Оказалось, что чудо все же было явлено не Господом, просто у русского имелся нож дамасской стали, которая не только местное железо резать может, но и бриллиант на части поделить.

Волшебный дамаск перекочевал в короткопалые руки киргизского богатыря, еще ему был передан пистолет «ТТ» с полной обоймой.
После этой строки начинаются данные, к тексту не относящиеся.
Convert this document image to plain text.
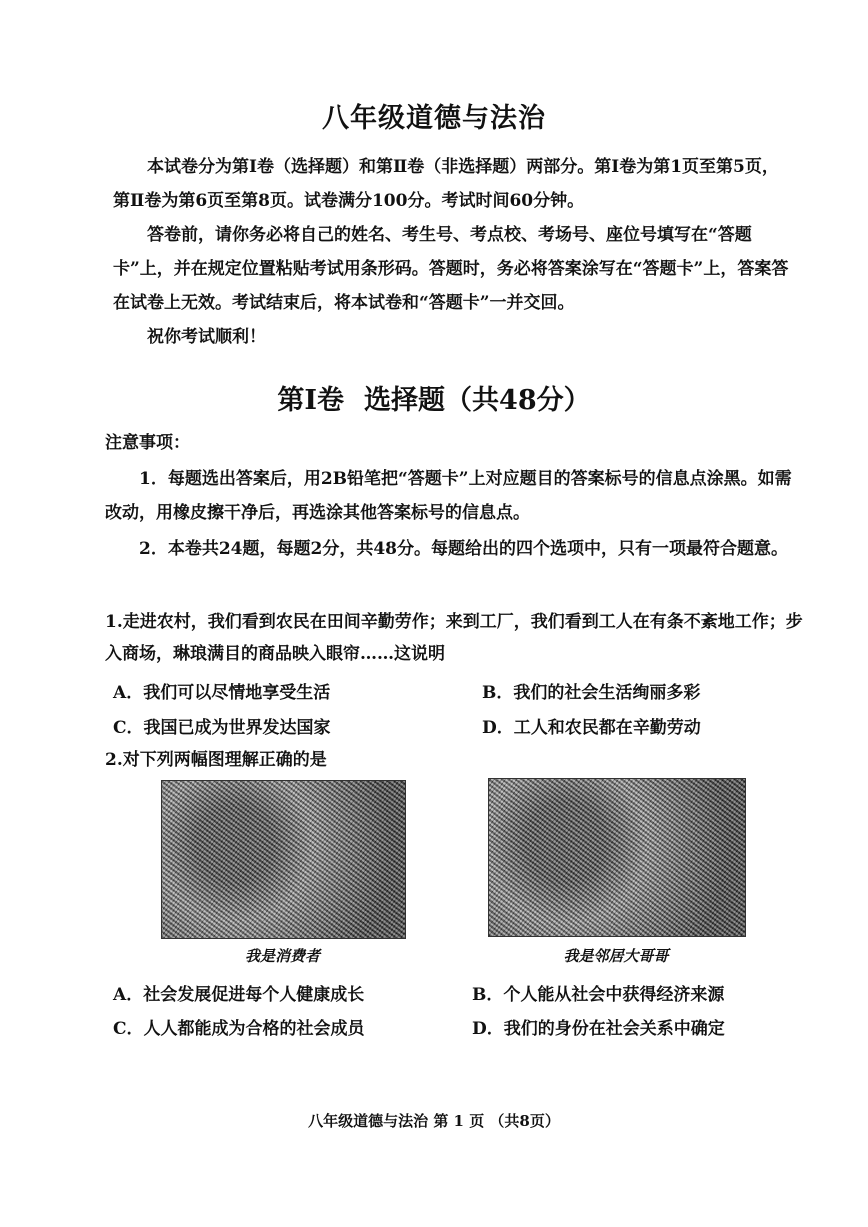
八年级道德与法治
本试卷分为第Ⅰ卷（选择题）和第Ⅱ卷（非选择题）两部分。第Ⅰ卷为第1页至第5页，第Ⅱ卷为第6页至第8页。试卷满分100分。考试时间60分钟。
答卷前，请你务必将自己的姓名、考生号、考点校、考场号、座位号填写在“答题卡”上，并在规定位置粘贴考试用条形码。答题时，务必将答案涂写在“答题卡”上，答案答在试卷上无效。考试结束后，将本试卷和“答题卡”一并交回。
祝你考试顺利！
第Ⅰ卷 选择题（共48分）
注意事项：
1．每题选出答案后，用2B铅笔把“答题卡”上对应题目的答案标号的信息点涂黑。如需改动，用橡皮擦干净后，再选涂其他答案标号的信息点。
2．本卷共24题，每题2分，共48分。每题给出的四个选项中，只有一项最符合题意。
1.走进农村，我们看到农民在田间辛勤劳作；来到工厂，我们看到工人在有条不紊地工作；步入商场，琳琅满目的商品映入眼帘……这说明
A．我们可以尽情地享受生活	B．我们的社会生活绚丽多彩
C．我国已成为世界发达国家	D．工人和农民都在辛勤劳动
2.对下列两幅图理解正确的是
我是消费者	我是邻居大哥哥
A．社会发展促进每个人健康成长	B．个人能从社会中获得经济来源
C．人人都能成为合格的社会成员	D．我们的身份在社会关系中确定
八年级道德与法治 第 1 页 （共8页）
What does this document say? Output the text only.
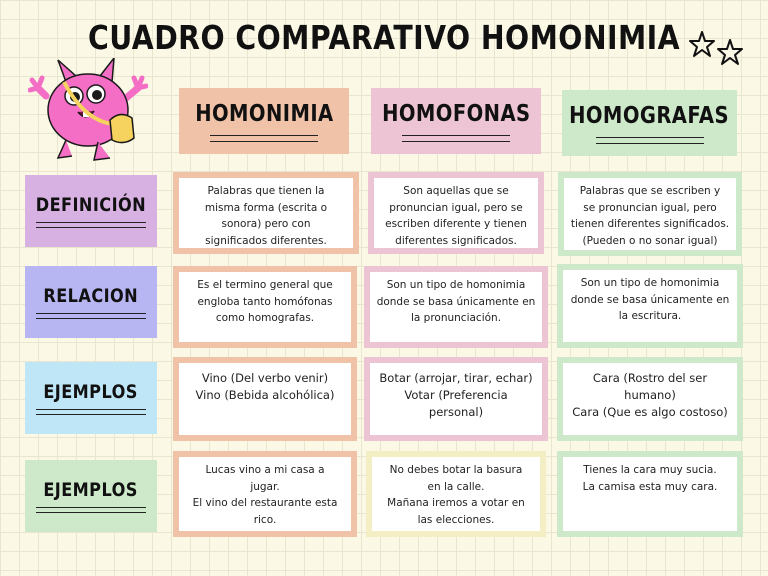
CUADRO COMPARATIVO HOMONIMIA
HOMONIMIA HOMOFONAS HOMOGRAFAS
DEFINICIÓN
RELACION
EJEMPLOS
EJEMPLOS
Palabras que tienen la
misma forma (escrita o
sonora) pero con
significados diferentes.
Son aquellas que se
pronuncian igual, pero se
escriben diferente y tienen
diferentes significados.
Palabras que se escriben y
se pronuncian igual, pero
tienen diferentes significados.
(Pueden o no sonar igual)
Es el termino general que
engloba tanto homófonas
como homografas.
Son un tipo de homonimia
donde se basa únicamente en
la pronunciación.
Son un tipo de homonimia
donde se basa únicamente en
la escritura.
Vino (Del verbo venir)
Vino (Bebida alcohólica)
Botar (arrojar, tirar, echar)
Votar (Preferencia personal)
Cara (Rostro del ser humano)
Cara (Que es algo costoso)
Lucas vino a mi casa a
jugar.
El vino del restaurante esta
rico.
No debes botar la basura
en la calle.
Mañana iremos a votar en
las elecciones.
Tienes la cara muy sucia.
La camisa esta muy cara.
Вождь просиял опухшим лицом, спешился и передал лошадиные поводья Протасову:

– Дар. За пистолет. Жалко секира, хороший был! Прапрадеда Изыльбега.

– Пойдем Горбунок…

Сделка ради мира была заключена, орда из соседнего становища отбыла восвояси, а в ауле вновь стало тихо и спокойно. Только пустые улья смущали и старых, и молодых.

Протасова вызвали к самым ветхим и мудрым, и старейшины попросили его уйти по любой дороге. Собрали русскому еды, ковер подарили, проявляя прощальное дружелюбие.

– Олег бек, – объясняли свое решение старики, – жили мы вековыми устоями – так и останемся. Цивилизация не прилипает к нам.

– Перестройка! – попытался Олег.

– Перестройка – как у старика член стойка! Уж прости!

Пир закатили на проводы знатный. Наварили и нажарили бараньего мяса вдоволь. Пахло так густо, что все шакалы заскулили в степном мраке.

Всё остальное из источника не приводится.